3 cups pecan pieces, divided
1/4 cup sugar
1/4 cup (or 1/2 stick) butter or margarine
1 pkg. (14 oz) caramels
2/3 cup whipping cream, divided
1 pkg. (8 squares) semi-sweet baking chocolate
1/4 cup powdered sugar
1/2 tsp vanilla
Preheat oven to 350 degrees.
Place 2 cups of the pecans in food processor. Cover and process until ground – using pulsating action. Mix with sugar and butter. Press into 9 inch pie plate and bake 12 minutes or until lightly browned. Cool completely. If the crust puffs up during baking, press back down with the back of a spoon.
Melt caramels with 1/3 of the whipping cream – use either a slow-cooker or the microwave. If using a microwave, nuke on high 3 minutes or until caramels are melted. (stir after each minute – very important)
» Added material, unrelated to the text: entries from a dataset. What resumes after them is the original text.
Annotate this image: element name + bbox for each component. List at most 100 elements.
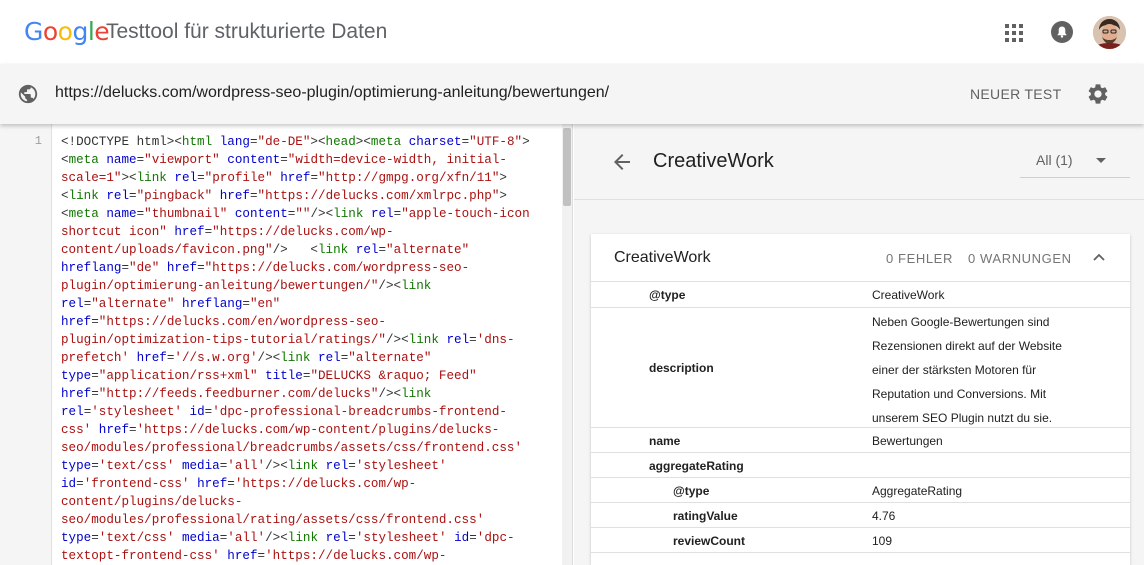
code-token: meta <box>68 207 99 221</box>
code-token: = <box>121 261 130 275</box>
code-token: "DELUCKS &raquo; Feed" <box>310 369 477 383</box>
code-line: rel='stylesheet' id='dpc-professional-br… <box>61 403 556 421</box>
code-token: head <box>325 135 356 149</box>
back-arrow-icon[interactable] <box>610 150 634 174</box>
code-line: hreflang="de" href="https://delucks.com/… <box>61 259 556 277</box>
code-token: 'dpc-professional-breadcrumbs-frontend- <box>212 405 507 419</box>
code-token: content/plugins/delucks- <box>61 495 243 509</box>
code-token: = <box>249 189 258 203</box>
code-line: content/plugins/delucks- <box>61 493 556 511</box>
code-token: meta <box>68 153 99 167</box>
error-count: 0 FEHLER <box>886 251 953 266</box>
property-key: @type <box>673 484 710 498</box>
code-token: = <box>280 153 288 167</box>
code-line: <meta name="viewport" content="width=dev… <box>61 151 556 169</box>
code-token: rel <box>325 531 349 545</box>
notifications-icon[interactable] <box>1051 21 1073 43</box>
code-token: 'text/css' <box>98 459 175 473</box>
code-token: seo/modules/professional/rating/assets/c… <box>61 513 485 527</box>
card-title: CreativeWork <box>614 249 711 266</box>
code-token: "pingback" <box>136 189 213 203</box>
code-token: "https://delucks.com/xmlrpc.php" <box>257 189 500 203</box>
code-token: >< <box>355 135 371 149</box>
gear-icon[interactable] <box>1086 82 1110 106</box>
code-token: link <box>287 531 319 545</box>
code-token: />< <box>265 459 288 473</box>
code-token: hreflang <box>61 261 122 275</box>
code-token: "https://delucks.com/wp- <box>212 225 394 239</box>
code-token: shortcut icon" <box>61 225 167 239</box>
code-token: 'https://delucks.com/wp- <box>265 549 447 563</box>
code-token: type <box>61 531 92 545</box>
code-token: link <box>287 459 319 473</box>
property-row-description: description Neben Google-Bewertungen sin… <box>591 308 1130 428</box>
code-token: />< <box>378 279 402 293</box>
code-token: href <box>136 351 167 365</box>
code-token: prefetch' <box>61 351 130 365</box>
logo-letter: g <box>72 17 88 46</box>
code-token: = <box>91 315 99 329</box>
url-input[interactable]: https://delucks.com/wordpress-seo-plugin… <box>55 84 609 102</box>
code-line: id='frontend-css' href='https://delucks.… <box>61 475 556 493</box>
property-key: ratingValue <box>673 509 738 523</box>
divider <box>574 199 1144 200</box>
code-token: link <box>401 279 432 293</box>
code-token: = <box>249 135 258 149</box>
code-token: /> < <box>272 243 318 257</box>
code-token: link <box>280 351 311 365</box>
code-token: rel <box>355 243 379 257</box>
apps-grid-icon[interactable] <box>1005 24 1023 42</box>
card-header[interactable]: CreativeWork 0 FEHLER 0 WARNUNGEN <box>591 234 1130 282</box>
code-editor[interactable]: 1 <!DOCTYPE html><html lang="de-DE"><hea… <box>0 124 573 565</box>
new-test-button[interactable]: NEUER TEST <box>960 84 1071 104</box>
code-token: hreflang <box>181 297 243 311</box>
code-token: "de-DE" <box>257 135 311 149</box>
avatar[interactable] <box>1093 16 1126 49</box>
property-value: Bewertungen <box>872 434 943 448</box>
code-token: href <box>174 225 205 239</box>
code-token: name <box>106 153 137 167</box>
code-token: 'all' <box>227 459 266 473</box>
code-token: rel <box>106 189 130 203</box>
code-token: = <box>197 261 205 275</box>
code-token: />< <box>385 333 409 347</box>
code-token: content <box>227 153 281 167</box>
code-token: link <box>68 189 99 203</box>
code-token: rel <box>446 333 470 347</box>
code-token: 'text/css' <box>98 531 175 545</box>
code-token: 'frontend-css' <box>83 477 190 491</box>
code-token: = <box>91 369 99 383</box>
code-line: textopt-frontend-css' href='https://delu… <box>61 547 556 565</box>
google-logo: Google <box>24 17 110 46</box>
code-token: "http://gmpg.org/xfn/11" <box>318 171 500 185</box>
code-token: rel <box>325 459 349 473</box>
property-value: CreativeWork <box>872 288 945 302</box>
filter-dropdown[interactable]: All (1) <box>1020 146 1130 178</box>
code-token: > <box>522 135 530 149</box>
scroll-thumb[interactable] <box>563 128 571 206</box>
code-token: = <box>348 531 356 545</box>
code-line: <!DOCTYPE html><html lang="de-DE"><head>… <box>61 133 556 151</box>
code-token: = <box>129 423 137 437</box>
code-token: 'dns- <box>476 333 515 347</box>
code-token: id <box>454 531 470 545</box>
code-token: href <box>98 423 130 437</box>
code-token: charset <box>408 135 462 149</box>
source-code[interactable]: <!DOCTYPE html><html lang="de-DE"><head>… <box>61 133 556 565</box>
chevron-up-icon[interactable] <box>1091 249 1107 265</box>
code-token: scale=1" <box>61 171 122 185</box>
code-token: id <box>61 477 77 491</box>
code-scrollbar[interactable] <box>562 124 572 565</box>
code-line: type='text/css' media='all'/><link rel='… <box>61 529 556 547</box>
code-token: = <box>197 171 205 185</box>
Pour melted caramel mixture into the crust. Chop remaining 1 cup pecans and sprinkle over caramel.
Place chocolate, remaining whipping cream, powdered sugar and vanilla in saucepan. Cook and stir on low heat until chocolate is just melted.
Pour over pie, gently spreading to cover the top. Refrigerate for at least 2 hours.